Metamath Proof Explorer

Theorem faosnf0.11b

Description: B is called a non-limit ordinal if it is not a limit ordinal. (Contributed by RP, 27-Sep-2023)

Alling, Norman L. "Fundamentals of Analysis Over Surreal Numbers Fields." The Rocky Mountain Journal of Mathematics 19, no. 3 (1989): 565-73. http://www.jstor.org/stable/44237243.

Ref Expression
Assertion faosnf0.11b 
|- ( ( Ord A /\ -. Lim A /\ A =/= (/) ) -> E. x e.

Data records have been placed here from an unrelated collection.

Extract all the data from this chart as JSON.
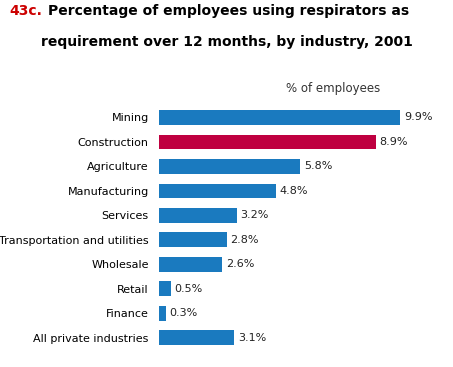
{
  "title_prefix": "43c.",
  "title_prefix_color": "#cc0000",
  "title_line1_rest": " Percentage of employees using respirators as",
  "title_line2": "requirement over 12 months, by industry, 2001",
  "title_color": "#000000",
  "xlabel": "% of employees",
  "categories": [
    "All private industries",
    "Finance",
    "Retail",
    "Wholesale",
    "Transportation and utilities",
    "Services",
    "Manufacturing",
    "Agriculture",
    "Construction",
    "Mining"
  ],
  "values": [
    3.1,
    0.3,
    0.5,
    2.6,
    2.8,
    3.2,
    4.8,
    5.8,
    8.9,
    9.9
  ],
  "bar_colors": [
    "#1a7abf",
    "#1a7abf",
    "#1a7abf",
    "#1a7abf",
    "#1a7abf",
    "#1a7abf",
    "#1a7abf",
    "#1a7abf",
    "#bf0040",
    "#1a7abf"
  ],
  "xlim": [
    0,
    11.5
  ],
  "bar_height": 0.6,
  "label_fontsize": 8,
  "value_fontsize": 8,
  "xlabel_fontsize": 8.5,
  "title_fontsize": 10
}
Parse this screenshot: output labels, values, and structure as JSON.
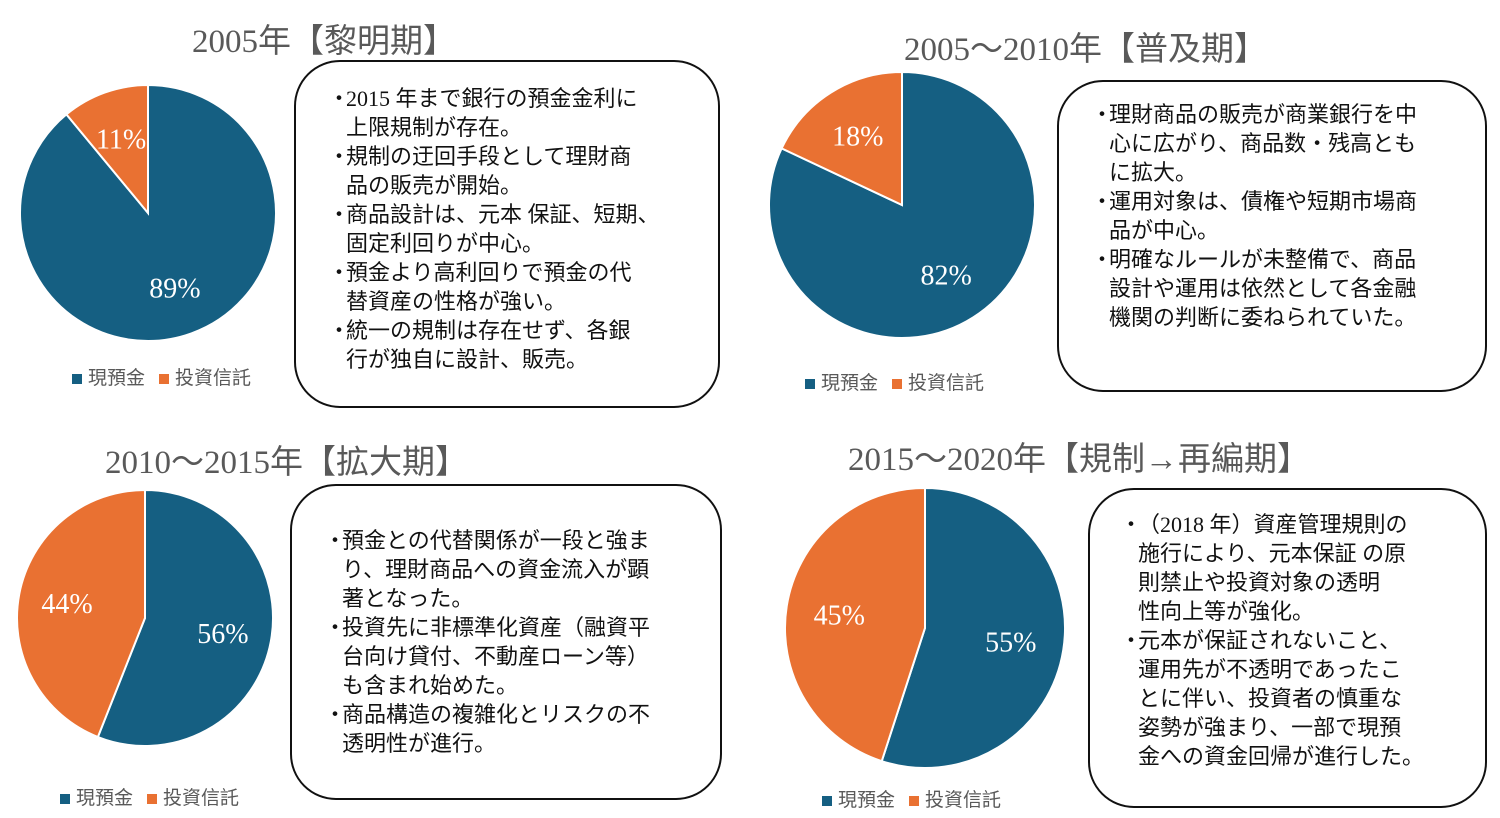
{
  "colors": {
    "cash": "#155F82",
    "trust": "#E97132"
  },
  "legend": {
    "cash": "現預金",
    "trust": "投資信託"
  },
  "chart_data": [
    {
      "type": "pie",
      "title": "2005年【黎明期】",
      "categories": [
        "現預金",
        "投資信託"
      ],
      "values": [
        89,
        11
      ],
      "labels": [
        "89%",
        "11%"
      ],
      "notes": [
        [
          "2015 年まで銀行の預金金利に",
          "上限規制が存在。"
        ],
        [
          "規制の迂回手段として理財商",
          "品の販売が開始。"
        ],
        [
          "商品設計は、元本 保証、短期、",
          "固定利回りが中心。"
        ],
        [
          "預金より高利回りで預金の代",
          "替資産の性格が強い。"
        ],
        [
          "統一の規制は存在せず、各銀",
          "行が独自に設計、販売。"
        ]
      ]
    },
    {
      "type": "pie",
      "title": "2005～2010年【普及期】",
      "categories": [
        "現預金",
        "投資信託"
      ],
      "values": [
        82,
        18
      ],
      "labels": [
        "82%",
        "18%"
      ],
      "notes": [
        [
          "理財商品の販売が商業銀行を中",
          "心に広がり、商品数・残高とも",
          "に拡大。"
        ],
        [
          "運用対象は、債権や短期市場商",
          "品が中心。"
        ],
        [
          "明確なルールが未整備で、商品",
          "設計や運用は依然として各金融",
          "機関の判断に委ねられていた。"
        ]
      ]
    },
    {
      "type": "pie",
      "title": "2010～2015年【拡大期】",
      "categories": [
        "現預金",
        "投資信託"
      ],
      "values": [
        56,
        44
      ],
      "labels": [
        "56%",
        "44%"
      ],
      "notes": [
        [
          "預金との代替関係が一段と強ま",
          "り、理財商品への資金流入が顕",
          "著となった。"
        ],
        [
          "投資先に非標準化資産（融資平",
          "台向け貸付、不動産ローン等）",
          "も含まれ始めた。"
        ],
        [
          "商品構造の複雑化とリスクの不",
          "透明性が進行。"
        ]
      ]
    },
    {
      "type": "pie",
      "title": "2015～2020年【規制→再編期】",
      "categories": [
        "現預金",
        "投資信託"
      ],
      "values": [
        55,
        45
      ],
      "labels": [
        "55%",
        "45%"
      ],
      "notes": [
        [
          "（2018 年）資産管理規則の",
          "施行により、元本保証 の原",
          "則禁止や投資対象の透明",
          "性向上等が強化。"
        ],
        [
          "元本が保証されないこと、",
          "運用先が不透明であったこ",
          "とに伴い、投資者の慎重な",
          "姿勢が強まり、一部で現預",
          "金への資金回帰が進行した。"
        ]
      ]
    }
  ],
  "bullet_mark": "・"
}
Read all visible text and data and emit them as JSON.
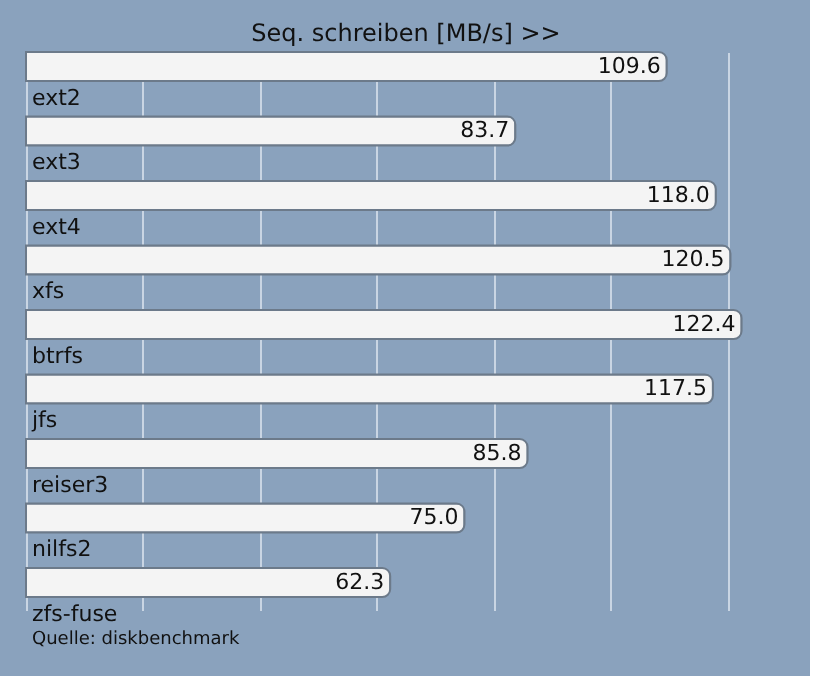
{
  "chart_data": {
    "type": "bar",
    "orientation": "horizontal",
    "title": "Seq. schreiben [MB/s] >>",
    "categories": [
      "ext2",
      "ext3",
      "ext4",
      "xfs",
      "btrfs",
      "jfs",
      "reiser3",
      "nilfs2",
      "zfs-fuse"
    ],
    "values": [
      109.6,
      83.7,
      118.0,
      120.5,
      122.4,
      117.5,
      85.8,
      75.0,
      62.3
    ],
    "value_labels": [
      "109.6",
      "83.7",
      "118.0",
      "120.5",
      "122.4",
      "117.5",
      "85.8",
      "75.0",
      "62.3"
    ],
    "color": "#f4f4f4",
    "grid": "x",
    "tick_labels": false,
    "annotations": [
      "Quelle: diskbenchmark"
    ]
  }
}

On A = suc x )

Proof

Step Hyp Ref Expression
1 3ancomb 
 |-  ( ( Ord A /\ -. Lim A /\ A =/= (/) ) <-> ( Ord A /\ A =/= (/) /\ -. Lim A ) )
2 df-3an 
 |-  ( ( Ord A /\ A =/= (/) /\ -. Lim A ) <-> ( ( Ord A /\ A =/= (/) ) /\ -. Lim A ) )
3 df-ne 
 |-  ( A =/= (/) <-> -. A = (/) )
4 3 anbi2i 
 |-  ( ( Ord A /\ A =/= (/) ) <-> ( Ord A /\ -. A = (/) ) )
5 4 imbi1i 
 |-  ( ( ( Ord A /\ A =/= (/) ) -> E. x e. On A = suc x ) <-> ( ( Ord A /\ -. A = (/) ) -> E. x e. On A = suc x ) )
6 pm5.6 
 |-  ( ( ( Ord A /\ -. A = (/) ) -> E. x e. On A = suc x ) <-> ( Ord A -> ( A = (/) \/ E. x e. On A = suc x ) ) )
7 iman 
 |-  ( ( Ord A -> ( A = (/) \/ E. x e. On A = suc x ) ) <-> -. ( Ord A /\ -. ( A = (/) \/ E. x e. On A = suc x ) ) )
8 5 6 7 3bitrri 
 |-  ( -. ( Ord A /\ -. ( A = (/) \/ E. x e. On A = suc x ) ) <-> ( ( Ord A /\ A =/= (/) ) -> E. x e. On A = suc x ) )
9 dflim3 
 |-  ( Lim A <-> ( Ord A /\ -. ( A = (/) \/ E. x e. On A = suc x ) ) )
10 8 9 xchnxbir 
 |-  ( -. Lim A <-> ( ( Ord A /\ A =/= (/) ) -> E. x e. On A = suc x ) )
11 10 anbi2i 
 |-  ( ( ( Ord A /\ A =/= (/) ) /\ -. Lim A ) <-> ( ( Ord A /\ A =/= (/) ) /\ ( ( Ord A /\ A =/= (/) ) -> E. x e. On A = suc x ) ) )
12 1 2 11 3bitri 
 |-  ( ( Ord A /\ -. Lim A /\ A =/= (/) ) <-> ( ( Ord A /\ A =/= (/) ) /\ ( ( Ord A /\ A =/= (/) ) -> E. x e. On A = suc x ) ) )
13 pm3.35 
 |-  ( ( ( Ord A /\ A =/= (/) ) /\ ( ( Ord A /\ A =/= (/) ) -> E. x e. On A = suc x ) ) -> E. x e. On A = suc x )
14 12 13 sylbi 
 |-  ( ( Ord A /\ -. Lim A /\ A =/= (/) ) -> E. x e. On A = suc x )